Educazione alla pace e al dialogo: introdurre nelle scuole programmi di educazione alla pace e al dialogo interculturale aiuta a costruire una generazione futura più consapevole e meno incline ai conflitti. Alcuni studi dimostrano che l’educazione alla risoluzione dei conflitti è efficace per ridurre la violenza e promuovere la coesione sociale e la consapevolezza ambientale e climatica. La consapevolezza del cambiamento climatico e dei suoi impatti va promossa a tutti i livelli della società. Programmi di educazione ambientale possono aiutare a ridurre i consumi non sostenibili e incoraggiare stili di vita più rispettosi dell’ambiente. La “Convenzione quadro delle Nazioni Unite sui cambiamenti climatici” promuove attivamente questo approccio attraverso iniziative educative, consapevole che la sensibilizzazione dei cittadini può accelerare il raggiungimento degli obiettivi climatici .

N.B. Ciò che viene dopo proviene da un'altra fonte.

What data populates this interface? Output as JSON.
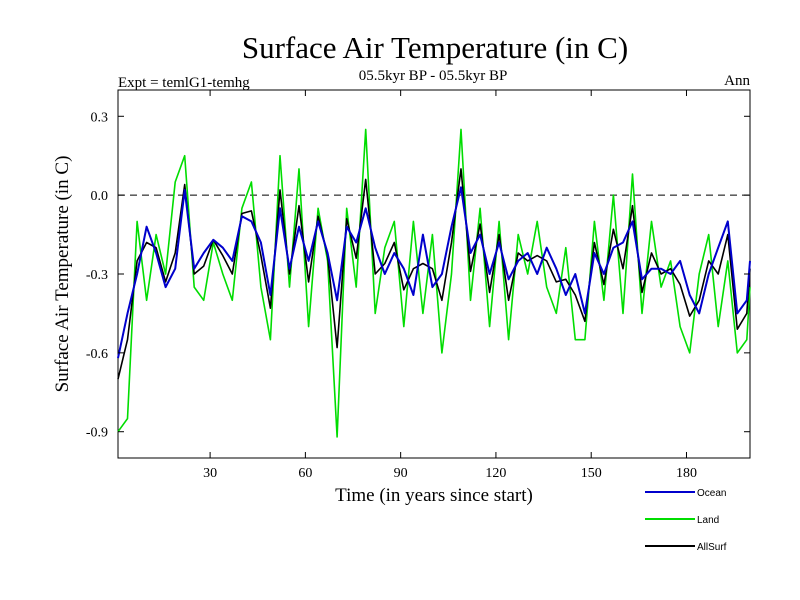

L’educazione e la consapevolezza possono quindi contribuire a una transizione verso modelli di comportamento più pacifici e sostenibili, riducendo le tensioni geopolitiche e promuovendo la giustizia climatica. La chiave è integrare queste dimensioni a livello educativo, mediatico e istituzionale, in modo che diventino parte integrante della società. Una popolazione informata è più propensa a sostenere e partecipare a iniziative di cambiamento e a sollecitare i decisori politici su questo tema.
Queste strategie sono progettate per affrontare le sfide principali, come la fiducia tra le parti e il rispetto degli impegni. Richiedono però il sostegno di attori potenti e la volontà politica di impegnarsi a lungo termine, obiettivi difficili ma essenziali per il successo degli accordi internazionali in entrambe le aree. Affrontare questi problemi richiede uno sforzo collettivo e un impegno a lungo termine da parte di tutti i settori della società.